The Law Commission has published a new report about the use and validity of electronic signatures on documents.

The report is the result of a law reform project started in 2018 to address uncertainty to the formalities around the electronic execution of documents. It was especially looking at documents and deeds where there is a statutory requirement that they must be “signed” and have requirements of witnessing and delivery.

The report does not apply to wills, which are the subject of another Law Commission project. Registered dispositions under the Land Registration Act 2002 are specifically excluded.

The conclusion of the report is that an electronic signature is capable in law of being used to execute a document (including a deed) provided that:

  • the person signing the document intends to authenticate the document, and
  • any formalities relating to the execution of that document, (such as that the signature be witnessed or be in a specified form e.g. handwritten) are satisfied.
  • An electronic signature is admissible in evidence in legal proceedings, for example, to prove or disprove the identity of a signatory and/or their intention to authenticate the document.
  • Unless the relevant legislation, contractual arrangements, or case law specific to the document provide otherwise, common law adopts a pragmatic approach and does not prescribe a particular form or type of signature.
  • The Courts have held the following non-electronic forms amount to valid signatures and the law commission says that electronic equivalents are also likely to be recognised by a court as legally valid:
    • signing with an ‘X' or a mark, even where the party executing the mark can write,
    • signing with initials only,
    • using a stamp of a handwritten signature or printing of a name,
    • a description of the signatory if sufficiently clear, such as “Your loving mother”.
    • For a deed to be valid it must be signed in the physical presence of a witness who attests the signature, even where both the person executing the deed and the witness are using an electronic signature.

The report also considers other issues to using electronic signatures, such as security.
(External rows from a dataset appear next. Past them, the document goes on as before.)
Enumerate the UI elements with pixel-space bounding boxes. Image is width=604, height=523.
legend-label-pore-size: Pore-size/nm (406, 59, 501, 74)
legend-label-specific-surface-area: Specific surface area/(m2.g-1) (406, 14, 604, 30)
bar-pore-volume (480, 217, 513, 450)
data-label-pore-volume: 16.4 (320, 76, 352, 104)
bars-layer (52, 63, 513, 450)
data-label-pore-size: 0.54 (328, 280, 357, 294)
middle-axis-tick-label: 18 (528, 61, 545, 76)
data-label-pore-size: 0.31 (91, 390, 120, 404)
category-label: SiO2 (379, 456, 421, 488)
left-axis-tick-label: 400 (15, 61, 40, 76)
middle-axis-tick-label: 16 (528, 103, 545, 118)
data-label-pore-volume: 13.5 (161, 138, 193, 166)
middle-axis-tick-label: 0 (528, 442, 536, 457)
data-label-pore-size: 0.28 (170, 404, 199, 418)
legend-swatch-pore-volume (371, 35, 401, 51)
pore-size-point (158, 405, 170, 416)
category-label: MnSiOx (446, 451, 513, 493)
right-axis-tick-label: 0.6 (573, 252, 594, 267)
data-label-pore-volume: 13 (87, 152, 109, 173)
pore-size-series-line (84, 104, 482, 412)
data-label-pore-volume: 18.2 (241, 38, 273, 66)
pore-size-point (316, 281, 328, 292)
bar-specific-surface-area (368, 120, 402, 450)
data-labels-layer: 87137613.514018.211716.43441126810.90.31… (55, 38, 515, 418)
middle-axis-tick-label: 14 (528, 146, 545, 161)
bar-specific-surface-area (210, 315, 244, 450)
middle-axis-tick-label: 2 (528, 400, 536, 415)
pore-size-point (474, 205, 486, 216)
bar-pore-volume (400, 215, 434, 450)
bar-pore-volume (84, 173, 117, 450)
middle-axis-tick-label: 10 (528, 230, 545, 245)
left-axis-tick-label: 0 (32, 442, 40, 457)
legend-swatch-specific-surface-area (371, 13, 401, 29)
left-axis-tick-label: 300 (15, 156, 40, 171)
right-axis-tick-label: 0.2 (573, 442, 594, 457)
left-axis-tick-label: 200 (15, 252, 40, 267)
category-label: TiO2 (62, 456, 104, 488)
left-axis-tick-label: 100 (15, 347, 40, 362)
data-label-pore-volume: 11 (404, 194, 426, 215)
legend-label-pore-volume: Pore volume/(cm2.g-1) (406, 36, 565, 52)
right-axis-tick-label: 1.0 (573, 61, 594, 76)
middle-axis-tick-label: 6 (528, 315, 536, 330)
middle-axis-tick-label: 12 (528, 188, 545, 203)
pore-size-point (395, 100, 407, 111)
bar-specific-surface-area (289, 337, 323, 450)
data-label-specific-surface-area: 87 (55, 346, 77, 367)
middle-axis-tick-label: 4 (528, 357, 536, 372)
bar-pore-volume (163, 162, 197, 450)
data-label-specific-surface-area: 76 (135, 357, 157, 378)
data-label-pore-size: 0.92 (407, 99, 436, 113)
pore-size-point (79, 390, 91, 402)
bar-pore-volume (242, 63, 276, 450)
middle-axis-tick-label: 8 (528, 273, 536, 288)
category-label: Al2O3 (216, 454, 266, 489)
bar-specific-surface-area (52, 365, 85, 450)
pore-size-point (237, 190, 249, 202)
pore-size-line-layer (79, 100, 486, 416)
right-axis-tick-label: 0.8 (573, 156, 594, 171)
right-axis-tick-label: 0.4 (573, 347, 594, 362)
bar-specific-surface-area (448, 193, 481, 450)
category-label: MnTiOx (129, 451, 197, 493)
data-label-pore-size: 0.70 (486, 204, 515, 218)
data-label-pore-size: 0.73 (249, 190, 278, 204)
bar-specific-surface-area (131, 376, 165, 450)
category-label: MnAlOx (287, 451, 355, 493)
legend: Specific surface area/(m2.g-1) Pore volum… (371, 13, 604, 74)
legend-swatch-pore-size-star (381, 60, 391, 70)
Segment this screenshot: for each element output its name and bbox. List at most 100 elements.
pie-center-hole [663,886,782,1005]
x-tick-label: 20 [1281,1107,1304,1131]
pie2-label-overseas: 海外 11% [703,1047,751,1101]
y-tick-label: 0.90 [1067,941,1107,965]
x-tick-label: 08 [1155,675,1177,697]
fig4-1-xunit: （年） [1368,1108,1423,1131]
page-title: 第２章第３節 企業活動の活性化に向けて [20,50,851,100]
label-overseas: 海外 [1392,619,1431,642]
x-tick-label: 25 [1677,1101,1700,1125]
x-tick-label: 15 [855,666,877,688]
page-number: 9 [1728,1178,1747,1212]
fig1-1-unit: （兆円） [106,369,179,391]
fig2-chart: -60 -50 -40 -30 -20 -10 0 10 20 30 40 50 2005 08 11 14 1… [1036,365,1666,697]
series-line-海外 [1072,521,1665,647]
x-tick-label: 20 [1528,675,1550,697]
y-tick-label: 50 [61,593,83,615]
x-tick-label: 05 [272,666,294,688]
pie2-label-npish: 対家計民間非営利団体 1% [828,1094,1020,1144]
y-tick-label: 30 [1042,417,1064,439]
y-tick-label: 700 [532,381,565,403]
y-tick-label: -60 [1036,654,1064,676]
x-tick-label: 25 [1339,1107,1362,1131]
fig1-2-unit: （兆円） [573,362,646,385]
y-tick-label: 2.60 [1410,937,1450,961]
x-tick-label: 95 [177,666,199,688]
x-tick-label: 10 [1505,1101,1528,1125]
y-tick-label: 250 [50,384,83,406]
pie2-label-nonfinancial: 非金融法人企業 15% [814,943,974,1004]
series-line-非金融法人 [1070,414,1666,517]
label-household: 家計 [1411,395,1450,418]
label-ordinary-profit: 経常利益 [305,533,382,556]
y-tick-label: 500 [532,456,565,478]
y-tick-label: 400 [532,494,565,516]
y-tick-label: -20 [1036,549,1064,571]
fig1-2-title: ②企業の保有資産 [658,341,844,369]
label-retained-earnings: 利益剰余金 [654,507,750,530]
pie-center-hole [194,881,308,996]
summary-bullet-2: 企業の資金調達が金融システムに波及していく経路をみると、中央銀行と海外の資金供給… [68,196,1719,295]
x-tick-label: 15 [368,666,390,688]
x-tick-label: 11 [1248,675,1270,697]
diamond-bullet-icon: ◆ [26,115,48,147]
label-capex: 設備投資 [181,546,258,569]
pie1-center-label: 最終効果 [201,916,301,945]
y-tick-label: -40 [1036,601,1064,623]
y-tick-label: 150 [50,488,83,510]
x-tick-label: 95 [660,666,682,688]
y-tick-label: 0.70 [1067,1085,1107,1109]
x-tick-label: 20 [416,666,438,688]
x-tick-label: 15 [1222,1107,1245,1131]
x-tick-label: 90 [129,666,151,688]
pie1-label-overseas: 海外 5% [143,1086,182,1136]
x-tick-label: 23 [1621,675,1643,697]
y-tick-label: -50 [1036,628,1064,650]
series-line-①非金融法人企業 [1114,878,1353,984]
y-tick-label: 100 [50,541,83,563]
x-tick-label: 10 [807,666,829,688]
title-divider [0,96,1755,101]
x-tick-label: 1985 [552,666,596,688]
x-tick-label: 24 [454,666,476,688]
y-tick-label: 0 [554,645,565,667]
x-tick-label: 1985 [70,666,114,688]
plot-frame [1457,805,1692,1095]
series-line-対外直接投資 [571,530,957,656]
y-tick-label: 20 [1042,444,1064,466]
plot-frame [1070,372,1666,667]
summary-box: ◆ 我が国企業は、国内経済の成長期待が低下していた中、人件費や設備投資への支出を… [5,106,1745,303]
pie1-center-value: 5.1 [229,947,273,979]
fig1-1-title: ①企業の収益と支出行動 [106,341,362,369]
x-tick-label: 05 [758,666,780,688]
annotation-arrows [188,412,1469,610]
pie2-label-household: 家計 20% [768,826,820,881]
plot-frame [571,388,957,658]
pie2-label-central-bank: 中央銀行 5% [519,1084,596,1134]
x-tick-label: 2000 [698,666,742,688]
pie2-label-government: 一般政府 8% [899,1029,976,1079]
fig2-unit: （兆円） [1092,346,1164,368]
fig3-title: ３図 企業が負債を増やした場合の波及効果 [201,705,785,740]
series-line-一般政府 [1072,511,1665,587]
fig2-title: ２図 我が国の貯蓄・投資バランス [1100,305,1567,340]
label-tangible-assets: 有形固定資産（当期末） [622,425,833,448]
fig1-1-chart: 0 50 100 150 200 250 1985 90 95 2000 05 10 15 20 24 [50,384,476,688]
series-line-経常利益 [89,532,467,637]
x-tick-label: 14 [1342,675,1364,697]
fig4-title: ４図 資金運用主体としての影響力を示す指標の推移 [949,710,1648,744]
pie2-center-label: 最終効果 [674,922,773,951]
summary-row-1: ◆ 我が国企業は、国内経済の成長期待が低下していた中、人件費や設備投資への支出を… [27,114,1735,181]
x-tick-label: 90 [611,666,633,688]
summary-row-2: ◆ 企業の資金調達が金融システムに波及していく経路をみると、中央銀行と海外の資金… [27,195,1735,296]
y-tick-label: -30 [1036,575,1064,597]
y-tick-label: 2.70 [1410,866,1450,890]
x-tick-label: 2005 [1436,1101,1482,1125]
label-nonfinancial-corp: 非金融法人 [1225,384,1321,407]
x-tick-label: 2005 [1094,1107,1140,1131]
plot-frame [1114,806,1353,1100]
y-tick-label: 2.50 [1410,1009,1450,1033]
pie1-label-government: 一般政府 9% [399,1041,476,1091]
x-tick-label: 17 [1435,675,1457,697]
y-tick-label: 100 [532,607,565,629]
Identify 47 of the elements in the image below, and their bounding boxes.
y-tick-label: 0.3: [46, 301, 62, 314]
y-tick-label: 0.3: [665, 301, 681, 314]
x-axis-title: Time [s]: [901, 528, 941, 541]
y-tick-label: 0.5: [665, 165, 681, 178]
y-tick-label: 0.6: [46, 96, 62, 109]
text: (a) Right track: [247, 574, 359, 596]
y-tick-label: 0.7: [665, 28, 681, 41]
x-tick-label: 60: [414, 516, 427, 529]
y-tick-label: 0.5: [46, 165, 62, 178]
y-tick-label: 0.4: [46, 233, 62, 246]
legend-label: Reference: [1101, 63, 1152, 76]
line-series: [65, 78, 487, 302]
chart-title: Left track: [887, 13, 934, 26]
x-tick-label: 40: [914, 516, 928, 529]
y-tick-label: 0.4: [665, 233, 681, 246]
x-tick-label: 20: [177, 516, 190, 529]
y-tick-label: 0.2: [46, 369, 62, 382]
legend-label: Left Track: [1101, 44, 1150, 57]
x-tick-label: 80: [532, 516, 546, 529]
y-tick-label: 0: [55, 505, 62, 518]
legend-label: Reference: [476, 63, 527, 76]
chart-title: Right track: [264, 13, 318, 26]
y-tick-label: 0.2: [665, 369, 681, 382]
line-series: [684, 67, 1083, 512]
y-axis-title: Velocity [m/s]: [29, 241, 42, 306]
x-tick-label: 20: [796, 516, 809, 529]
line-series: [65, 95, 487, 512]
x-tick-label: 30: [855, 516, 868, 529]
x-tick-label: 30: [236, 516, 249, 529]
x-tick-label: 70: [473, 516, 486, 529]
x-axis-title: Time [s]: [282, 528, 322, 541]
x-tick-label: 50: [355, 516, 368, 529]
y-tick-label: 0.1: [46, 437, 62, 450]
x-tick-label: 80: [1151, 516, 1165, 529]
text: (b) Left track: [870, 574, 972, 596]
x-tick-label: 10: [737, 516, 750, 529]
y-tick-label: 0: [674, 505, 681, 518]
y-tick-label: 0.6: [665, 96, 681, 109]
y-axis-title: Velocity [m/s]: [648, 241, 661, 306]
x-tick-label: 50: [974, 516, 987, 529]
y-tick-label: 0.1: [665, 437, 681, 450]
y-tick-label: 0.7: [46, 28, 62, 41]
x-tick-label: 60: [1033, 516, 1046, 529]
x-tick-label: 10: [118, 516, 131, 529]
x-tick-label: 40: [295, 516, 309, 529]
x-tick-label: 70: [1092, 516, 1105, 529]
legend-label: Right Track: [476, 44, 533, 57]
It advises that three key questions should be considered for any document, whether signed electronically or in wet ink. Users of electronic signatures should satisfy themselves that their process for dealing with signatures will provide sufficient evidence of the answers to the questions, especially if there is any dispute about the transaction.

  • How can you be confident that person 'A' signed the document, and not another person pretending to be person 'A'?
  • Does person 'A' have the capacity, and the requisite authority to sign the document, either for themselves or for their principal, usually a body corporate?
  • What document is being signed?

The report contains some more specific guidance about signatures provided by particular bodies such as Companies House, the Land Registry and the Intellectual Property Office.

The office of the public guardian has, however, confirmed to the law commission that they currently will not accept electronic signatures for lasting powers of attorney and have no plans to change this.